Program A contains the world premiere of “Arranged,” by Bruning; the D.C. premiere of Ann Carlson’s witty “Four Men in Suits”; and a reprise of “Time Has Come,” also by Bruning. Program B replaces those three with Bruning’s “Journey”; her male duet “Exit Wounds,” set to a Philip Glass score; and “Sur,” the tango-ballet cross by Argentinean choreographer Jorge Amarante.
“Wild Swans,” one of the world premieres, will be included in both programs, as will “Duo,” a musical stand-alone from Sergei Prokofiev’s “Sonata for Two Violins.” The last shared item in both programs is appended with the letters “SI,” standing for “structured improvisation,” a new Chamber Dance experiment.
Comedy improv may be popular, and movement improv exists in some modern-dance circles, but it is not endemic to traditional ballet companies. “This is my harebrained idea,” Bruning says. “It’s not only pulling back the curtain; it’s catapulting us over the cliff, and the dancers and musicians are right with me, and I couldn’t be more excited and proud.” It’s a calculated risk in a form that’s new but not untested, and it wholly depends on the virtuosity and versatility of its performers and their willingness to follow Bruning’s lead.
To ensure that both halves of the collaboration are moving on unfamiliar footing, for each SI performance, Burning chooses a score the musicians have never played before. At the company’s June 14 rehearsal, Bruning handed the quartet a surprise set of sheet music, and the group began sight-reading a startlingly lovely all-strings version of Coldplay’s “Viva la Vida.”
The dancers began swirling, swooping around each other without touching, waiting for the cue that would signal the switch in their movements to a second set of instructions. Their unrehearsed and undirected dancing was spellbinding, a set of highly trained and graceful bodies moving nearly at random, clustering together only to break apart again. The result was a piece that viewers had never seen before, and will never see again. So far, audiences have been enthralled.
“How do you not run into each other? How do you not collide?” one audience member asked at the rehearsal. “Oh, we did,” Hovhannisyan answered, to laughter. Luis Torres, Chamber Dance’s ballet master, admits that it’s always scary at first. “You always feel, ‘Oh my god, I’m not going to have anything to do, and everyone is watching.’” But then the music begins, and dancers build off the actions and reactions of the others. “The material is endless,” he says.

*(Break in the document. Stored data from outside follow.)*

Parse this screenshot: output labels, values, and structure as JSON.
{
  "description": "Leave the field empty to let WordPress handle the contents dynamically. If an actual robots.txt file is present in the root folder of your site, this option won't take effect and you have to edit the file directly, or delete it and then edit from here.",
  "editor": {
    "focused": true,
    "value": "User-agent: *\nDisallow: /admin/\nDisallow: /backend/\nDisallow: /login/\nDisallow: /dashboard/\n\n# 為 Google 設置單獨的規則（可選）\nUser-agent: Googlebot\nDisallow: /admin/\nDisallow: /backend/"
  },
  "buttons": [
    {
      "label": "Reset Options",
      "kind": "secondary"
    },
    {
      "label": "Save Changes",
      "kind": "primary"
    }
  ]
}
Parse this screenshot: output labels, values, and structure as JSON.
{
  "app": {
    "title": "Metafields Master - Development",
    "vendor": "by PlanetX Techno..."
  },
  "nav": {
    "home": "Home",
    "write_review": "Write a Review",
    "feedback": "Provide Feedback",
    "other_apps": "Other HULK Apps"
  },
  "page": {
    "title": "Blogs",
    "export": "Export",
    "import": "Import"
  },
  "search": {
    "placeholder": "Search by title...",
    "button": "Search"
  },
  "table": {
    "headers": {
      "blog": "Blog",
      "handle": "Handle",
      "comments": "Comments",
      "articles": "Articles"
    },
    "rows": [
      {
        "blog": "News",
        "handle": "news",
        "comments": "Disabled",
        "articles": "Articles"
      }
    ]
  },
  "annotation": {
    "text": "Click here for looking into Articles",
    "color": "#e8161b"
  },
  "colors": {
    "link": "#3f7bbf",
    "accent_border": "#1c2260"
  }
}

Chudacoff and Bruning commissioned both the score and the choreography for “Wild Swans.” The music was written by Ecuadorian composer Chia Patino, inspired by a poem by Edna St. Vincent Millay: “Nothing to match the flight of wild birds flying./ Tiresome heart, forever living and dying,/House without air, I leave you and lock your door.” To pair the score with movement, Chamber Dance Project tapped guest choreographer Darrell Grand Moultrie, who has worked on Broadway and with that bestower of instant cultural cachet, Beyoncé.
On stage near the dancers at rehearsal, Moultrie cued them with snaps and the occasional stage-whispered “Soft!” marking the precise moments when their movements should occur. The six “Wild Swans” dancers end up together at the front of the stage, moving in disparate action in what Moultrie called an inorganic opposition with classical ballet, that giant of the dance world, the overbearing bigger sibling.
“The idea is to not put them in white costumes with feathers on their backs,” he states. There are other ways to play the swan.